Amakusa oranges have a sweet, subtly tangy flavor well suited for fresh preparations. The oranges have thin skin tightly adhered to the flesh, making them challenging to peel by hand. It is recommended to slice the oranges rather than peeling, and the membranes around the segments do not need to be removed as they are very thin and are unnoticeable when consumed. Amakusa oranges are juicy, preferred as a fresh eating variety, and can be tossed into salads, mixed into fruit bowls, or layered into parfaits. The oranges can also be used as a fresh topping over smoothie bowls, ice cream, or cakes. In addition to the flesh, Amakusa oranges can be pressed into juices, cocktails, and carbonated beverages or simmered into jams, marmalades, sauces, and glazes. The fruits can also be zested to add a bright flavor on roasted vegetables or used to flavor baked goods and other desserts. Amakusa oranges pair well with vanilla, chocolate, caramel, fruits such as strawberries, blueberries, mangoes, bananas, and pineapple, and spices including cardamom, coriander, thyme, ginger, and cumin. Whole, unpeeled Amakusa oranges will keep 5 to 7 days when stored in a plastic bag in the refrigerator’s crisper drawer.
Amakusa oranges are sold under the premium brand name Miko, specifically cultivated oranges in Kitsuki City of the Oita Prefecture. The oranges are grown in climate-controlled greenhouses and are measured against strict standards and cultivation requirements to develop a sweet and juicy, high-end citrus. Kitsuki City is known for its warm climate and has a reputation for producing quality citrus. When Amakusa oranges are harvested from the Kitsuki City greenhouses, they are scanned with an optical sensor to detect the sugar and acidity levels. Oranges that meet the standard requirements, established by the Oita Central Citrus Horticultural Agricultural Cooperative Association, are renamed as Miko oranges and are sold under the brand name as a mark of quality. Miko is derived from the word “biko,” meaning “innocent, raw daughter” in an Oita Prefecture dialect. Beyond Miko, Amakusa oranges are also known under the brand names Amasan in the Okinawa Prefecture and Benikaori in the Nagasaki Prefecture.
Amakusa oranges were developed at the Kuchinotsu Fruit Tree Research Station in Minamishimabara City of the Nagasaki Prefecture. The variety was created from a cross between an okitsu satsuma mandarin and kiyomi tangoru, and the product of that cross was then crossed with a page tangerine in 1982. The seedlings began bearing fruit in 1987 and were sent to other research stations for trials and studies for several years.
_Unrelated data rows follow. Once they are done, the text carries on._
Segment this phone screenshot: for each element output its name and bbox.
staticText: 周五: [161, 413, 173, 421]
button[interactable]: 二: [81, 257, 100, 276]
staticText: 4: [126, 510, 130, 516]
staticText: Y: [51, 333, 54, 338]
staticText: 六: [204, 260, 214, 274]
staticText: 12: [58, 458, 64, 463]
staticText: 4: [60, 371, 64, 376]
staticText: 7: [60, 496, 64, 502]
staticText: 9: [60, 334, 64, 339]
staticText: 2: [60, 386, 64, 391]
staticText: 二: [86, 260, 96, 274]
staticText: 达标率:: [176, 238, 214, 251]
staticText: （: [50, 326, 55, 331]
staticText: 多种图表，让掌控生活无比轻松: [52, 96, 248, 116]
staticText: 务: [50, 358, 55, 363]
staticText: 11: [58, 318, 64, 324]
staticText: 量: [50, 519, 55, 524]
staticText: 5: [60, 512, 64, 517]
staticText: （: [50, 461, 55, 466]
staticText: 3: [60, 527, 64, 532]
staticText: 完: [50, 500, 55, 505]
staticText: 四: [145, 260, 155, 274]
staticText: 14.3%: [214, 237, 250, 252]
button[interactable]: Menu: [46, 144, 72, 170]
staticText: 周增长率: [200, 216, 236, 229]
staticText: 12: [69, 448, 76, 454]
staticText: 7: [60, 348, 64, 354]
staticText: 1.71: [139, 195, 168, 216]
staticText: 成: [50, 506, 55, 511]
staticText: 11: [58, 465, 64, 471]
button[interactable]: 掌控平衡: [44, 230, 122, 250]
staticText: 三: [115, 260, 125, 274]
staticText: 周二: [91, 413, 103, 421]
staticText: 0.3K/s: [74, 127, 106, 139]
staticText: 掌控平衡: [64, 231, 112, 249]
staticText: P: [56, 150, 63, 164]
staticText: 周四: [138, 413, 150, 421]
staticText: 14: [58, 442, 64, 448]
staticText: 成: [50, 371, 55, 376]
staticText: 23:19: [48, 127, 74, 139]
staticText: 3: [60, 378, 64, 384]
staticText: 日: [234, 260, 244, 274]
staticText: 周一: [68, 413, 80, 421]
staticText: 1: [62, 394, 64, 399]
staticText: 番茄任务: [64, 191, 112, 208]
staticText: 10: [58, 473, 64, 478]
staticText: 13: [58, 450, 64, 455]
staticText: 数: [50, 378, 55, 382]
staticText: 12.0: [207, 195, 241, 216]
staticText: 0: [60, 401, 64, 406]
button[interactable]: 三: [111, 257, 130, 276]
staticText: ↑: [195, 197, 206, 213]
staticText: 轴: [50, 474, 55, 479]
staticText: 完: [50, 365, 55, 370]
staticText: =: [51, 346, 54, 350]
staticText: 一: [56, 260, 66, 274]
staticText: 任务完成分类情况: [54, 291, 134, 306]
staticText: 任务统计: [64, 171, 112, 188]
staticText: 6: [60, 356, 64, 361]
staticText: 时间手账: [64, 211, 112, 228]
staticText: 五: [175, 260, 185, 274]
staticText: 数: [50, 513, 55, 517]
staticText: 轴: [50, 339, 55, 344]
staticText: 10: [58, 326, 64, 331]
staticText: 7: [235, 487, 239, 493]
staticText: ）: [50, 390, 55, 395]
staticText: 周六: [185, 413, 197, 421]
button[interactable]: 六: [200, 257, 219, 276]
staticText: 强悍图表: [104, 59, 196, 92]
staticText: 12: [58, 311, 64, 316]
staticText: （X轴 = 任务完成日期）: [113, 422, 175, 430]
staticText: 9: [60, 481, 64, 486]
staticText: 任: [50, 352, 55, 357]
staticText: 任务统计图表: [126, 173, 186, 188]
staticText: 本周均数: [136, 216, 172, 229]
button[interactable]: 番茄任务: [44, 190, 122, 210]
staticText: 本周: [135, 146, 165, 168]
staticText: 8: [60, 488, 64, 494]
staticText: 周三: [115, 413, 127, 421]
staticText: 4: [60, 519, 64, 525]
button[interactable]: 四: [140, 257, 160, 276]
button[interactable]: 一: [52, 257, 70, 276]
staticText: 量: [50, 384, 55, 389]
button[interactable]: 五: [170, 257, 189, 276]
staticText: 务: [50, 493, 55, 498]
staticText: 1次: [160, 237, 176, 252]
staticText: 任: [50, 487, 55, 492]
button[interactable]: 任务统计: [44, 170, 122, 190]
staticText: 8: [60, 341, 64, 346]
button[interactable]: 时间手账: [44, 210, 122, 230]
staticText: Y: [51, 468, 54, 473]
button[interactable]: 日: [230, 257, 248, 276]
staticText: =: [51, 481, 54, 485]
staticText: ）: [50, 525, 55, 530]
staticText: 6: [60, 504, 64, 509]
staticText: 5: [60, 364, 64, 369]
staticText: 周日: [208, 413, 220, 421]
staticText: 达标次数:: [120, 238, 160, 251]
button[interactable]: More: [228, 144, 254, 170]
The new cultivar was named Amakusa in 1993 and was registered as an official variety with the Ministry of Agriculture, Forestry, and Fisheries in 1995. Today Amakusa oranges are mainly grown in the Ehime Prefecture, producing almost half of the Amakusa oranges sold in commercial markets. The variety is also grown in the Oita, Nagasaki, Saga, Okinawa, and Kyushu Prefectures, sold domestically and exported to Southeast Asia as a specialty fruit. The Amakusa oranges featured in the photograph above were sourced from Meidi-Ya Supermarket in the Millennia Walk in Singapore.